Ensuite, Youen se lance dans une session de live-refactoring pour mettre en place ce type d’archiecture avec une application Spring Boot. Je vous ferai le diagramme de classe plus tard, mais globalement, en deux astuces, il arrive à écrire une application dont les règles métier sont totalement indépendantes des outils techniques utilisés pour communiquer avec le monde extérieur.

Conclusion

Avec ça, Spring est dans son cas nominal, tout comme le domaine. L’architecture hexagonale est donc parfaitement respectée, en utilisant les techniques classiques du monde Java. Le domaine est donc propre, les tests faciles et le code s’adapte beaucoup plus facilement aux échelles. En revanche, les DTO sont un peu lourds, les développeurs doivent être formés et il n’y a pas forcément de starters pour les frameworks.

Mon avis

En fait, l’architecture hexagonale, ça n’a rien de nouveau ni rien de vraiment sexy. Ca consiste surtout à séparer le code réseau du code métier et du code de stockage « d’une façon ou d’une autre ». Et si la méthode choisie par Youen est présentée comme astucieuse, elle est en fait uniquement un bon découpage en classes. Autrement dit ça n’est pas bien compliqué, c’est facilement adaptable et ça me parle puissamment.

Devoxxfr – Effective Java

Là, c’est du sérieux ! Joshua Bloch, l’auteur d’Effective Java vient nous parler de la troisième version de son livre. La deuxième datait de 2008, alors inutile de dire qu’il y a eu des changements depuis.
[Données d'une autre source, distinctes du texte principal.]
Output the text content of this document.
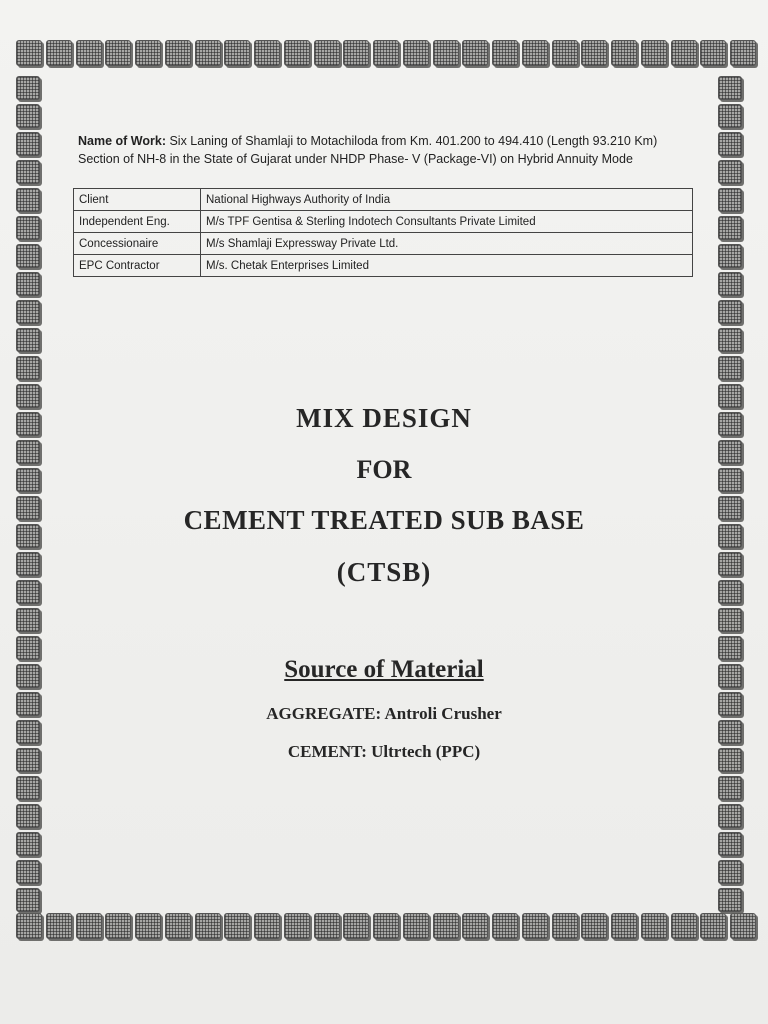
Name of Work: Six Laning of Shamlaji to Motachiloda from Km. 401.200 to 494.410 (Length 93.210 Km) Section of NH-8 in the State of Gujarat under NHDP Phase- V (Package-VI) on Hybrid Annuity Mode
Client	National Highways Authority of India
Independent Eng.	M/s TPF Gentisa & Sterling Indotech Consultants Private Limited
Concessionaire	M/s Shamlaji Expressway Private Ltd.
EPC Contractor	M/s. Chetak Enterprises Limited
MIX DESIGN
FOR
CEMENT TREATED SUB BASE
(CTSB)
Source of Material
AGGREGATE: Antroli Crusher
CEMENT: Ultrtech (PPC)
Joshua ne va pas nous parler de tout son livre (parce qu’il n’a que 45 minutes)

Préférer les lambdas aux classes anonymes

Avant, les classes anonymes, c’était bien (et adapté aux patterns OO). Mais ça n’est plus très pratique avec la programmation fonctionnelle. Donc les lambdas, c’est mieux. Mais avec les comparateurs, c’est un peu plus pratique (puisqu’ils construisent les lambdas à la volée).

Eviter les types sauf si ils sont nécessaires

Dans les lambdas, avec l’inférence de type, oublier les types, c’est cool. Parce que l’inférence de type, c’est magique, mais ça marche. Par contre, ça repose sur les informations des types génériques. Donc utilisez les génériques, sinon les lambdas ne marchent pas.

Utiliser les lambdas dans les enums

Avant, on pouvait faire des enums avec comportement variable grâce aux classes anonymes. Maintenant, grâce aux lambdas, c’est nettement plus facile : il suffit de passer une lambda avec l’opération variable dans le constructeur de l’enum.

Attention aux lambdas

Elles n’ont ni nom, ni documentation. Donc si vous ne comprenez pas ce que fait une lambda, faites-en une méthode. Et les classes anonymes ont quelque avantages :

  • pas besoin d’interface fonctionnelle
  • une classe anonyme a un this, et pas la lambda

Préférez les références de méthodes aux lambdas

Ca rend le code d’autant plus lisible qu’il y a de nombreux paramètres à la méthode. Et dans une lambda, il faut faire attention au nom des paramètres

Parfois, les lambdas sont plus courtes à écrire

Par exemple (x → x) est plus efficace que (Function.identity()).

Attention aux types de référence de méthode

Chaque type de méthode a sa propre déclaration de référence, ce qui peut rendre les choses un peu compliquées (mais toujours plus simples que les lambdas).

Préférez les interfaces fonctionnelles standard

L’exemple est un peu long, mais globalement, l’idée, c’est que si une interface fonctionnelle existe déjà, utilisez-la plutôt que de redéclarer la vôtre. Parce que bon, Java a déjà 43 interfaces fonctionnelles ! Les plus importantes sont UnaryOperator, BinaryOperator, Predicate, Function, Supplier, Consumer. Et puis elles fournissent déjà une API, ce qui limite ce qu’un utilisateur de votre API doit apprendre. En plus, elles fournissent des méthodes par défaut intéressantes (comme Predicate qui fournit combine et negate)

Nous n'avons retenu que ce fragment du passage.